I made this honoring for a home clearing and blessing.
It’s made of salt, chili powder, turmeric, flowers, and prayers. It will blow away in the wind. It sits out front of the home of the best friend I ever had, my truest love, who died a month ago of a rare, violently aggressive cancer.
I’m grateful I faced my social media addiction over a year ago. I had an intuition something was wrong. My daughter was jealous of my phone like it was a younger sibling stealing my attention. One night, she looked at me, pining, and said, “Mama, remember when you put down your phone last night and was with me? Remember. Remember you loved that.”

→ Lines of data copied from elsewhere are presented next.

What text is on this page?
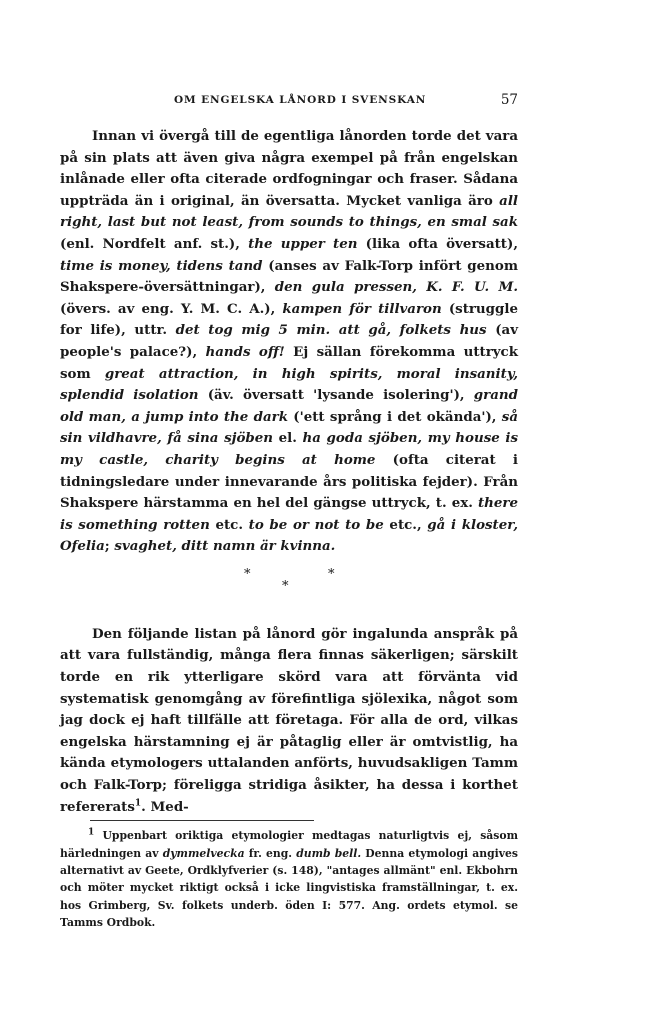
OM ENGELSKA LÅNORD I SVENSKAN	57

Innan vi övergå till de egentliga lånorden torde det vara på sin plats att även giva några exempel på från engelskan inlånade eller ofta citerade ordfogningar och fraser. Sådana uppträda än i original, än översatta. Mycket vanliga äro all right, last but not least, from sounds to things, en smal sak (enl. Nordfelt anf. st.), the upper ten (lika ofta översatt), time is money, tidens tand (anses av Falk-Torp infört genom Shakspere-översättningar), den gula pressen, K. F. U. M. (övers. av eng. Y. M. C. A.), kampen för tillvaron (struggle for life), uttr. det tog mig 5 min. att gå, folkets hus (av people's palace?), hands off! Ej sällan förekomma uttryck som great attraction, in high spirits, moral insanity, splendid isolation (äv. översatt 'lysande isolering'), grand old man, a jump into the dark ('ett språng i det okända'), så sin vildhavre, få sina sjöben el. ha goda sjöben, my house is my castle, charity begins at home (ofta citerat i tidningsledare under innevarande års politiska fejder). Från Shakspere härstamma en hel del gängse uttryck, t. ex. there is something rotten etc. to be or not to be etc., gå i kloster, Ofelia; svaghet, ditt namn är kvinna.

*
*
*

Den följande listan på lånord gör ingalunda anspråk på att vara fullständig, många flera finnas säkerligen; särskilt torde en rik ytterligare skörd vara att förvänta vid systematisk genomgång av förefintliga sjölexika, något som jag dock ej haft tillfälle att företaga. För alla de ord, vilkas engelska härstamning ej är påtaglig eller är omtvistlig, ha kända etymologers uttalanden anförts, huvudsakligen Tamm och Falk-Torp; föreligga stridiga åsikter, ha dessa i korthet refererats$^1$. Med-

$^1$ Uppenbart oriktiga etymologier medtagas naturligtvis ej, såsom härledningen av dymmelvecka fr. eng. dumb bell. Denna etymologi angives alternativt av Geete, Ordklyfverier (s. 148), "antages allmänt" enl. Ekbohrn och möter mycket riktigt också i icke lingvistiska framställningar, t. ex. hos Grimberg, Sv. folkets underb. öden I: 577. Ang. ordets etymol. se Tamms Ordbok.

My heart was crushed. I knew I had to confront my social media use: the numbing hours spent on it, the shame cycle of me comparing myself to others and despairing, the superficial highs of strangers telling me I was awesome, and the harm I was causing my family and myself from lack of presence. There can be real connection on social media, but I was not capable of being responsible with my use. I immediately pulled away from my 245,000 followers on social media, and shortly after, my friend got diagnosed.
Because I dropped in, I was able to be present in a way I avoided with social media.
I was one of my friend’s primary caretakers, and I was with her every twist and turn. She spent most of last year struggling and needing my presence.
Presence with a dying loved one will change you forever. It will carve deep caverns in your heart, filling it with rivers of hard-earned wisdom. You will become the Crone in your bones. Grief will strike you—violent, sudden—like a storm at sea. You will cry until you can’t imagine crying more. No wonder we avoid pain. It is absolutely harrowing. And it was the most holy experience I’ve ever had.
All of it was a blessing—every awful, mystical minute. It is an honor to be chosen to walk someone to the edge despite the incomprehensible pain of letting go. No amount of “likes” will keep you safe from the reality of life. “Followers” won’t be there to hold your hand when you’re cradling your dying friend in physical agony wondering if there is a God.
So maybe put down your phones. Take a media detox. Listen to your hearts. Have your phone track your social media use and be horrified by the hours. Go into the pain you’re distracting yourself from.
If I avoided the pain of letting go of my beloved, if I didn’t face death, I wouldn’t be woke to the invaluable truth—that my friend never left. I would have missed her when she was the seal gliding before me in the ocean, the yellow butterflies dancing with me on my hike, the night sky.
She is my intuition, my dreams. She is presence. She is prophecy.